‘Frustrating’ long lines stretch into second day of Georgia’s early voting

At a Tuesday press conference held at the Gwinnett County election office, Enise Deane offers a dim assessment of way the 2020 general election has gone. She spent eight hours waiting to vote Monday. (Stanley Dunlap/Georgia Recorder)

Gwinnett County’s Enise Deane offered a brutal assessment of how Georgia’s 2020 general election is going at a Tuesday press conference intended to draw attention to early voting headaches.

She spent eight hours Monday waiting in line to vote. Deane grew tired of watching her mailbox for an absentee ballot to arrive that she’d requested back in August. So she showed up at a precinct in person.

“This is a system that’s broken and it needs to be fixed,” Deane said.

Across Georgia many people spent hours waiting to vote on the second day of early voting after Monday set a record with 128,590 Georgians casting ballots.

Georgia will hold three weeks of early voting ahead of the presidential election Nov. 3 when voting ends. More than 240,000 Georgians have voted early so far.

Carolyn Bourdeaux, the Democratic candidate for Georgia’s 7th Congressional District, said at the Lawrenceville elections office press conference that Republican leadership from President Donald Trump down to state and local officials should be held accountable for Monday’s sometimes lengthy waits that made voting unnecessarily difficult for tens of thousands of Georgians. 

State and county election officials and voting rights organizations attributed the problems Monday to the heightened interest in a pivotal election. Conducting an election in a pandemic requires maintaining social distances between voters, training new poll workers and keeping equipment sanitized to guard against the spread of COVID-19.

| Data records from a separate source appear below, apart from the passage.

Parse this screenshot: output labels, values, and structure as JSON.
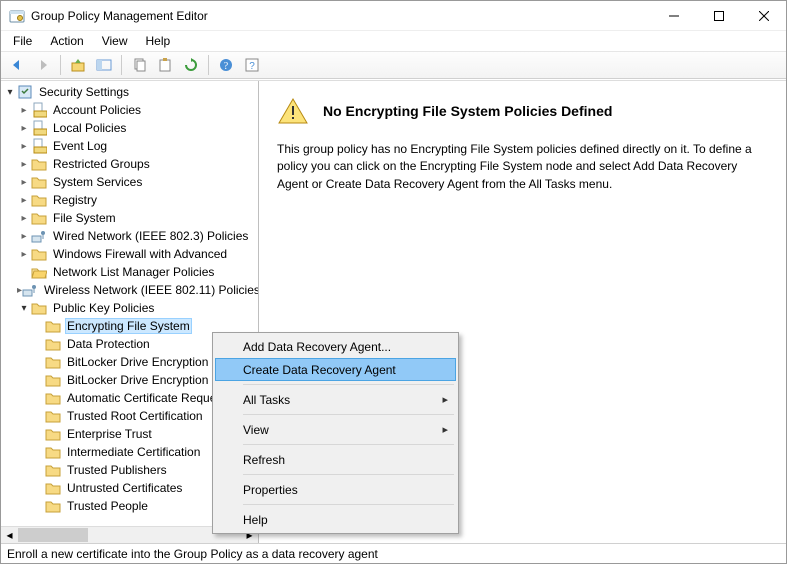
{
  "window": {
    "title": "Group Policy Management Editor"
  },
  "menubar": [
    "File",
    "Action",
    "View",
    "Help"
  ],
  "toolbar_icons": [
    "back-arrow-icon",
    "forward-arrow-icon",
    "up-folder-icon",
    "show-hide-tree-icon",
    "copy-icon",
    "paste-icon",
    "refresh-icon",
    "help-blue-icon",
    "help-toggle-icon"
  ],
  "tree": {
    "root": {
      "label": "Security Settings"
    },
    "nodes": [
      {
        "label": "Account Policies",
        "icon": "policy"
      },
      {
        "label": "Local Policies",
        "icon": "policy"
      },
      {
        "label": "Event Log",
        "icon": "policy"
      },
      {
        "label": "Restricted Groups",
        "icon": "folder"
      },
      {
        "label": "System Services",
        "icon": "folder"
      },
      {
        "label": "Registry",
        "icon": "folder"
      },
      {
        "label": "File System",
        "icon": "folder"
      },
      {
        "label": "Wired Network (IEEE 802.3) Policies",
        "icon": "net"
      },
      {
        "label": "Windows Firewall with Advanced",
        "icon": "folder"
      },
      {
        "label": "Network List Manager Policies",
        "icon": "folder-open"
      },
      {
        "label": "Wireless Network (IEEE 802.11) Policies",
        "icon": "net"
      }
    ],
    "pkp": {
      "label": "Public Key Policies"
    },
    "pkp_children": [
      {
        "label": "Encrypting File System",
        "selected": true
      },
      {
        "label": "Data Protection"
      },
      {
        "label": "BitLocker Drive Encryption"
      },
      {
        "label": "BitLocker Drive Encryption Network"
      },
      {
        "label": "Automatic Certificate Request"
      },
      {
        "label": "Trusted Root Certification"
      },
      {
        "label": "Enterprise Trust"
      },
      {
        "label": "Intermediate Certification"
      },
      {
        "label": "Trusted Publishers"
      },
      {
        "label": "Untrusted Certificates"
      },
      {
        "label": "Trusted People"
      }
    ]
  },
  "content": {
    "heading": "No Encrypting File System Policies Defined",
    "body": "This group policy has no Encrypting File System policies defined directly on it.  To define a policy you can click on the Encrypting File System node and select Add Data Recovery Agent or Create Data Recovery Agent from the All Tasks menu."
  },
  "context_menu": {
    "items": [
      {
        "label": "Add Data Recovery Agent...",
        "type": "item"
      },
      {
        "label": "Create Data Recovery Agent",
        "type": "item",
        "hover": true
      },
      {
        "type": "sep"
      },
      {
        "label": "All Tasks",
        "type": "sub"
      },
      {
        "type": "sep"
      },
      {
        "label": "View",
        "type": "sub"
      },
      {
        "type": "sep"
      },
      {
        "label": "Refresh",
        "type": "item"
      },
      {
        "type": "sep"
      },
      {
        "label": "Properties",
        "type": "item"
      },
      {
        "type": "sep"
      },
      {
        "label": "Help",
        "type": "item"
      }
    ]
  },
  "statusbar": "Enroll a new certificate into the Group Policy as a data recovery agent"
}
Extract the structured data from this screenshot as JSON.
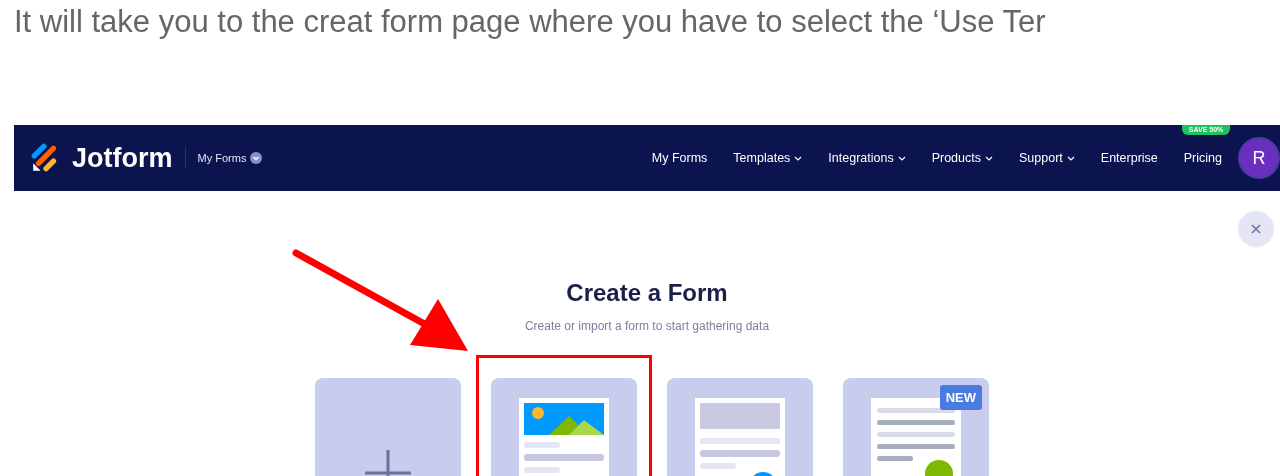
{
  "caption": "It will take you to the creat form page where you have to select the ‘Use Ter",
  "screenshot": {
    "navbar": {
      "logo": "Jotform",
      "workspace": "My Forms",
      "items": [
        {
          "label": "My Forms",
          "kind": "link"
        },
        {
          "label": "Templates",
          "kind": "menu"
        },
        {
          "label": "Integrations",
          "kind": "menu"
        },
        {
          "label": "Products",
          "kind": "menu"
        },
        {
          "label": "Support",
          "kind": "menu"
        },
        {
          "label": "Enterprise",
          "kind": "link"
        },
        {
          "label": "Pricing",
          "kind": "link",
          "badge": "SAVE 50%"
        }
      ],
      "avatar": "R"
    },
    "dialog": {
      "title": "Create a Form",
      "subtitle": "Create or import a form to start gathering data",
      "cards": [
        {
          "kind": "blank",
          "highlighted": false
        },
        {
          "kind": "template",
          "highlighted": true
        },
        {
          "kind": "import",
          "highlighted": false
        },
        {
          "kind": "document",
          "highlighted": false,
          "badge": "NEW"
        }
      ]
    }
  }
}
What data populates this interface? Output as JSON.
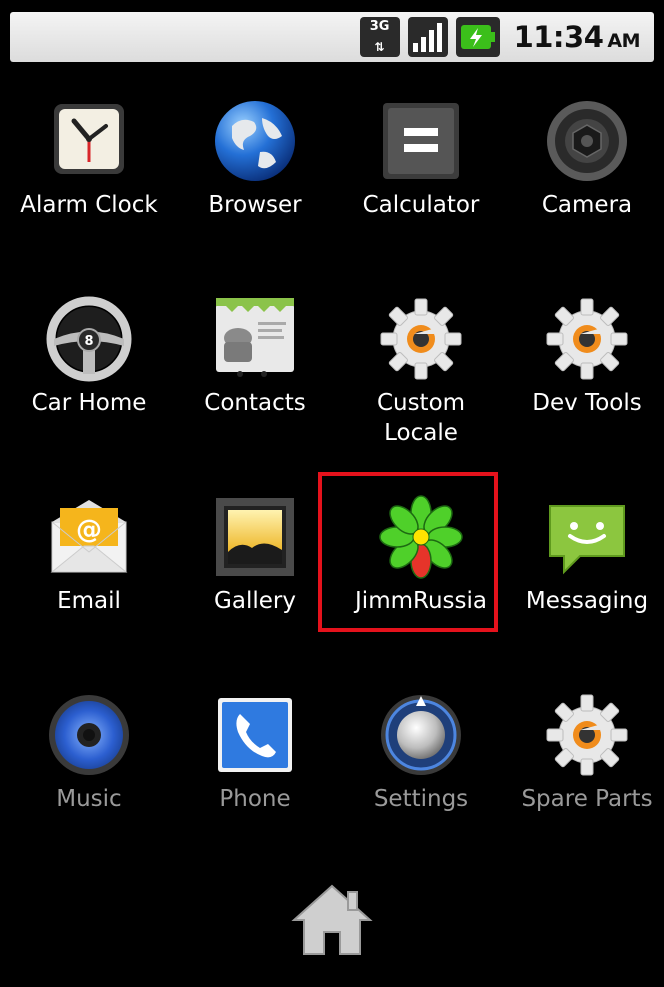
{
  "statusbar": {
    "network_type": "3G",
    "time": "11:34",
    "ampm": "AM"
  },
  "apps": [
    {
      "label": "Alarm Clock",
      "icon": "alarm-clock-icon"
    },
    {
      "label": "Browser",
      "icon": "globe-icon"
    },
    {
      "label": "Calculator",
      "icon": "calculator-icon"
    },
    {
      "label": "Camera",
      "icon": "camera-icon"
    },
    {
      "label": "Car Home",
      "icon": "steering-wheel-icon"
    },
    {
      "label": "Contacts",
      "icon": "contacts-icon"
    },
    {
      "label": "Custom Locale",
      "icon": "gear-icon"
    },
    {
      "label": "Dev Tools",
      "icon": "gear-icon"
    },
    {
      "label": "Email",
      "icon": "email-icon"
    },
    {
      "label": "Gallery",
      "icon": "gallery-icon"
    },
    {
      "label": "JimmRussia",
      "icon": "icq-flower-icon"
    },
    {
      "label": "Messaging",
      "icon": "messaging-icon"
    },
    {
      "label": "Music",
      "icon": "speaker-icon"
    },
    {
      "label": "Phone",
      "icon": "phone-icon"
    },
    {
      "label": "Settings",
      "icon": "settings-knob-icon"
    },
    {
      "label": "Spare Parts",
      "icon": "gear-icon"
    }
  ],
  "colors": {
    "highlight": "#e5121c",
    "label": "#ffffff",
    "label_dim": "#9a9a9a"
  }
}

Still, election officials should have been better prepared for the large turnout, Bourdeaux said.

“Any good organization will prepare for a surge, and when they see that there is a lot of demand for a service to bring in backup capacity to help address it,” Bourdeaux said. “We saw a meltdown happen on Monday.”

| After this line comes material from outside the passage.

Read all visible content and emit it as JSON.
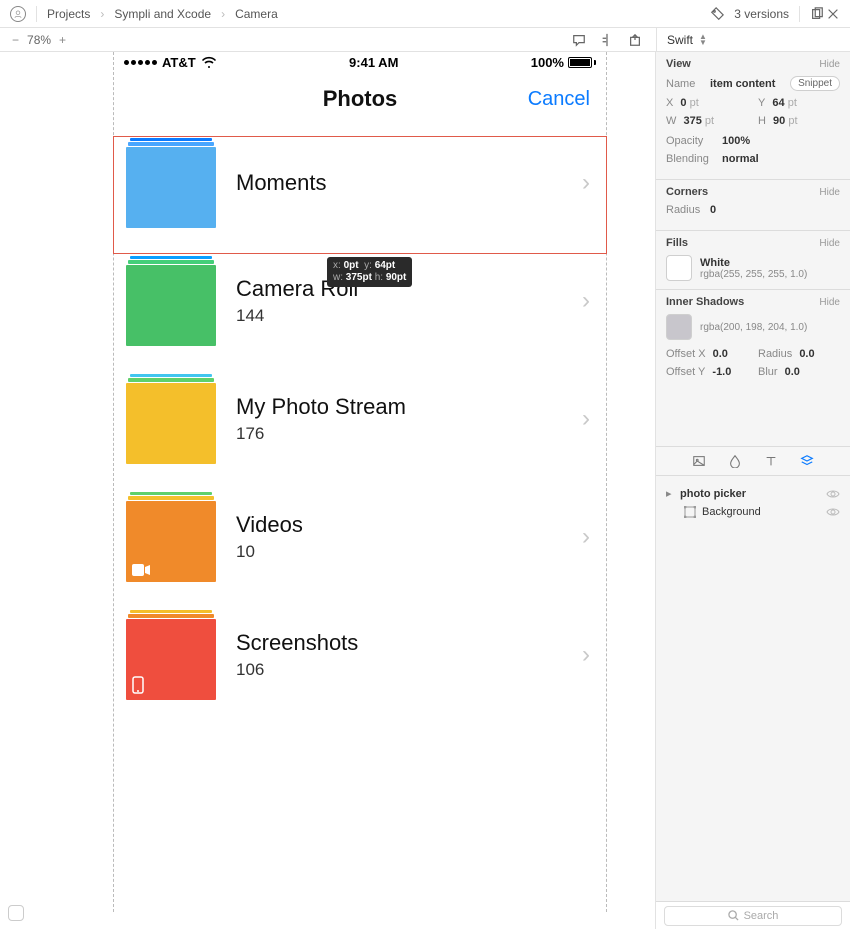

While some Georgians spent several hours Tuesday waiting to vote, shopping around for a polling station in some counties rewarded voters with short lines to the precinct entrance. In early voting, people can go to any polling place within the county where they’re registered.

Fulton officials said thousands of voters breezed through downtown Atlanta’s State Farm Arena Tuesday, the largest precinct in the state, which took pressure off the county’s other polling places. The home of the Atlanta Hawks is one of several large venues converted into early voting precincts, including the High Museum of Art and an athletic training facility in Chamblee.

Many voters showing up at early voting precincts are holding absentee ballots, requested earlier with the intention of voting by mail. Absentee ballots can be canceled by poll workers to let people vote on the state’s new touch screen machines. But that takes time and slows the line.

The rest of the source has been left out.